Off the bat, I am not advocating for lynching journalists, and there was quite a bit of backlash on Twitter against that sentiment.
But, this T-shirt is reflective of what poling has been telling us, that trust in the media is at an all time, single digits, low.
It is not difficult to see why.
Rolling Stone’s article A rape on campus was found by a jury to be so filled with obvious and malicious distortions of the truth, that it defamed University of Virginia administrator Nicole Eramo.
We found out recently that Donna Brazile was leaking debate questions to Hillary Clinton from her position at CNN, and that Wolf Blitzer asked Trump questions during an interview, written by the DNC. In fact, CNN was in collusion with the Hillary Campaign.
There was all the ad hominem attacks on Trump as a racist and a homophobe.
Before all this, there was the Killian Documents controversy, in which Dan Rather showed knowingly fake documents on the air to turn people against GW Bush. When Rather got caught, the NY Times defended him by saying the documents were “fake but accurate.” No…. if they are fake, they are by definition not accurate.
All of this is just the tip of a very large iceberg of dishonesty.
I believe in the First Amendment. A free press is critical for a functioning representative democracy. The work of great journalists like Edward R. Murrow, doing important things like taking on Joseph McCarthy, helps an informed electorate make good choices.
Those times are dead.
What happens when the media drops even the pretense of objectivity and picks sides? What happens when the difference between reporting and an OpEd is blurred?
As much as America loves freedom of the press, this nation oversaw the trials at Nuremberg, where Nazi propagandists were executed. Propagandists Julius Streicher was executed for war crimes. William Joyce was executed by the British for treason for publishing pro-Nazi propaganda. The free speech loving Allied countries decided that propagandists were morally culpable for the horrors committed by the people inspired by their work.
So, in light of the overwhelming media bias, lies, and demagoguery over objectivity, it is an important question to ask: what separates a journalist from a propagandists?
Let’s play a hypothetical:
Election 2024, Democrat vs. Republican. It is October, past the filing date for a new candidate. The GOP candidate is neck-and-neck, or even leading in the polls. Leading media personalities, in a JournoList like conspiracy, decide to completely fabricate evidence that the GOP candidate is child molester. Fake victims are interviewed. Fake documents held up as evidence. The nation recoils in horror at the allegations and the GOP candidate suffers a Goldwater-esque defeat.
The election is over, the truth comes out. Perhaps several of the ranking media members are successfully sued by the disgraced ex candidate. But the real damage is done. An election has been influenced. Libel and slander are torts, so no criminal liability is attached.

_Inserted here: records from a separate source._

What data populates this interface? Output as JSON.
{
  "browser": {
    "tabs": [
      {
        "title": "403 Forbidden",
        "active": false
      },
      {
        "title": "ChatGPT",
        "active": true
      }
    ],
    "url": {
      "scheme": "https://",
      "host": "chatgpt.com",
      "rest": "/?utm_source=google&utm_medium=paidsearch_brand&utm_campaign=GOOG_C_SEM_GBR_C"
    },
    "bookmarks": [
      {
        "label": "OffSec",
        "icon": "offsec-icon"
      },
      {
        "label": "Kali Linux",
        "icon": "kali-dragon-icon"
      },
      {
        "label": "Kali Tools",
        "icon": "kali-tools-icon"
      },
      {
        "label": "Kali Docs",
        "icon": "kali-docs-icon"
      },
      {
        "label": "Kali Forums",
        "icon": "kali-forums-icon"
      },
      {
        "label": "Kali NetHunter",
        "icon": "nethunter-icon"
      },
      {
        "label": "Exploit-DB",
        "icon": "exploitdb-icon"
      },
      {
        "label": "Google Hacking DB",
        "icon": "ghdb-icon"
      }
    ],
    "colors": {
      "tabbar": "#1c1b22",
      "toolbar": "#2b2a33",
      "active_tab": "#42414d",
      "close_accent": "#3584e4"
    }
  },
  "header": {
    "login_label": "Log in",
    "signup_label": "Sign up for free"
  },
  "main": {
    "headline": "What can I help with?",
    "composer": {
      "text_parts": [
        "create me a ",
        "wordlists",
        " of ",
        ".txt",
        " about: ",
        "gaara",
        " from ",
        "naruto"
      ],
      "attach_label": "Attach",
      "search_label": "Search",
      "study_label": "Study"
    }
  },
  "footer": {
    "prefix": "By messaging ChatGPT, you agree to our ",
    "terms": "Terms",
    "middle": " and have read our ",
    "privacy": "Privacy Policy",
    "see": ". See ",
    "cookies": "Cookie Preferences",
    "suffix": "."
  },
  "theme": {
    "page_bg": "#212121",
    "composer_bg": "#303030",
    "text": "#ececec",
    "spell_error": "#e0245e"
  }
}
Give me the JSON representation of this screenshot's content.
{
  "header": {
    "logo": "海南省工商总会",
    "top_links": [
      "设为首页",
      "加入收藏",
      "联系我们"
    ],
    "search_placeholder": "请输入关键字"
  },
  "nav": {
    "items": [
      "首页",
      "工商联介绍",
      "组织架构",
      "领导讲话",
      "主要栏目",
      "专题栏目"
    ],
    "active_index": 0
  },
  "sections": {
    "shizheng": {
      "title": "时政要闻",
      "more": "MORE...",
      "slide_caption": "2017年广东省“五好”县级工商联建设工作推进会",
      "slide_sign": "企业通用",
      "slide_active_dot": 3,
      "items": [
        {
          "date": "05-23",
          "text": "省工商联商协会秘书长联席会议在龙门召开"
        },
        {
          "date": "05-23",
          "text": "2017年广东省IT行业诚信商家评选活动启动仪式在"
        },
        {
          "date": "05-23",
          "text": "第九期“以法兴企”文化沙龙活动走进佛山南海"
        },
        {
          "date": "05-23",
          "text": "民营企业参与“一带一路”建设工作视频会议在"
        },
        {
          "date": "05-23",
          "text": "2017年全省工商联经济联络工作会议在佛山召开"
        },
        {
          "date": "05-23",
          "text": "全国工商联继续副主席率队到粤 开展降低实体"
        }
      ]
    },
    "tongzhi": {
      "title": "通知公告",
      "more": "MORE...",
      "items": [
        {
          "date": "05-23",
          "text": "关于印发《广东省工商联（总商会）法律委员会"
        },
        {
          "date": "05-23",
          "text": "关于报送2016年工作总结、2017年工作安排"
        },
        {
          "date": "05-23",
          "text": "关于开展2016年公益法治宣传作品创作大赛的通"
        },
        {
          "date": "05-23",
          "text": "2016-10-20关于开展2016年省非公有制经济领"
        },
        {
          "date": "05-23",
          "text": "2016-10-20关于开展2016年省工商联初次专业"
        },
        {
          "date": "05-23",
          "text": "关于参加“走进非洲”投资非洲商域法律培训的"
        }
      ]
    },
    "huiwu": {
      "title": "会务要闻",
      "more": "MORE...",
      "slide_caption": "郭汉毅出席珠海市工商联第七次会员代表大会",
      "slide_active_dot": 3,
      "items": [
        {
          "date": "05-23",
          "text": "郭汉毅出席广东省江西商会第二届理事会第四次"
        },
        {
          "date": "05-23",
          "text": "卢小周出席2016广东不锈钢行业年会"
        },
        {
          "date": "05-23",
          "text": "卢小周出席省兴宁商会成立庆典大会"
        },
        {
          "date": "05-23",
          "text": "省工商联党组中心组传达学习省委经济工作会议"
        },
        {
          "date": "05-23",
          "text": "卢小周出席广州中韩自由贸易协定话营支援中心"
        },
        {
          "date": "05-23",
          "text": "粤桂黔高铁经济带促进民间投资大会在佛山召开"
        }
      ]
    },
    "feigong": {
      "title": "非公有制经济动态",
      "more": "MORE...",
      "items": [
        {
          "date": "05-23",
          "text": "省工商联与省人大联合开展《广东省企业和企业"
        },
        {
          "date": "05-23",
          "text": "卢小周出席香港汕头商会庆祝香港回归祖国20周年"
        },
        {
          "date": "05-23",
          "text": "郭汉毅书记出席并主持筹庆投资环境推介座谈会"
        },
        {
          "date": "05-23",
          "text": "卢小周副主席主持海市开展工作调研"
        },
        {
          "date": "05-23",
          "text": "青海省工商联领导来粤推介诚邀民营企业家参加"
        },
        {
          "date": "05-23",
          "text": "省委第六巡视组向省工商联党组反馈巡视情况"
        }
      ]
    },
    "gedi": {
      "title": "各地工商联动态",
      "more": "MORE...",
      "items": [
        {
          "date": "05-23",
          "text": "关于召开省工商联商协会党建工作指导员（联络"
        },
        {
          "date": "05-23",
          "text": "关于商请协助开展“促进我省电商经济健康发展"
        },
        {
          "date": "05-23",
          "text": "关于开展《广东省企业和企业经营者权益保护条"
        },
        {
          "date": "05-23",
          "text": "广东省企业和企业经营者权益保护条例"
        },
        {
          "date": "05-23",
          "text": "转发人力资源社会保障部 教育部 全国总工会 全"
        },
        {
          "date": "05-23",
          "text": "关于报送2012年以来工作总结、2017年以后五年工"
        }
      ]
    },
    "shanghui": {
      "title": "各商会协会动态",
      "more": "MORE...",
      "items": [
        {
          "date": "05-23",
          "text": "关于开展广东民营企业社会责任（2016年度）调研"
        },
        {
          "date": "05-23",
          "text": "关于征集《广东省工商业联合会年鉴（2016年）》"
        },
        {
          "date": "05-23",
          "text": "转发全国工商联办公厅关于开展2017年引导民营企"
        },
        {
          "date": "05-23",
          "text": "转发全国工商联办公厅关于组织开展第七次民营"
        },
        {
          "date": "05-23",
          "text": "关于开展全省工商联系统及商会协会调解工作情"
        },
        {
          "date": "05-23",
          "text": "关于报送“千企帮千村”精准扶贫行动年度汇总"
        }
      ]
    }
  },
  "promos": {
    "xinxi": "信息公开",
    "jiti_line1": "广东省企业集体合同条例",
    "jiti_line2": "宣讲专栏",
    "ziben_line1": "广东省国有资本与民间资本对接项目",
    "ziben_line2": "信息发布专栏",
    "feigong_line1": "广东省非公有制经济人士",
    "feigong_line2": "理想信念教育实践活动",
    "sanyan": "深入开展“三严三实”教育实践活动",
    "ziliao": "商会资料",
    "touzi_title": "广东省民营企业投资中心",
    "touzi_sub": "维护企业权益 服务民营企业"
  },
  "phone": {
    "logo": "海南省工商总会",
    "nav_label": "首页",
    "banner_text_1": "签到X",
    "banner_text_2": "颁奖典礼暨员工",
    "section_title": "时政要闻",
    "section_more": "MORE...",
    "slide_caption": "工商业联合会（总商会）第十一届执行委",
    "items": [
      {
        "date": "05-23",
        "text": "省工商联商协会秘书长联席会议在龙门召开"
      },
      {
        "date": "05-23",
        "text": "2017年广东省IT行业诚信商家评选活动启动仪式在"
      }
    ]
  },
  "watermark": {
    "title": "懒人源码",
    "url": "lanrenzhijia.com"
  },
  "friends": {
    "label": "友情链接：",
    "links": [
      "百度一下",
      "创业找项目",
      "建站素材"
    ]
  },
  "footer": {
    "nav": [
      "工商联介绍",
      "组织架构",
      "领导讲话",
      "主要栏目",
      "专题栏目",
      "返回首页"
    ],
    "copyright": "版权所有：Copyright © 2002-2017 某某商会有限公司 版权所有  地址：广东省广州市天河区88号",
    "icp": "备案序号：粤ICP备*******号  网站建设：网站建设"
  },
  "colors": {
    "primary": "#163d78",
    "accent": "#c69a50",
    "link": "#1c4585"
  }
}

Is this within the bounds of a free press? Is this what our Founding Fathers envisioned the role of the of Fourth Estate to be? Or was this a crime against humanity?
Given the tidal wave of lies and distortions of reality that we’ve seen in the last two election cycles, is the aforementioned hypothetical really that extreme a scenario?
Maybe right now, calling for the lynching of journalists is little beyond the pale. But perhaps that we are seeing this sentiment voiced is public means that we have some serious discussion to have about the future of journalism in this country.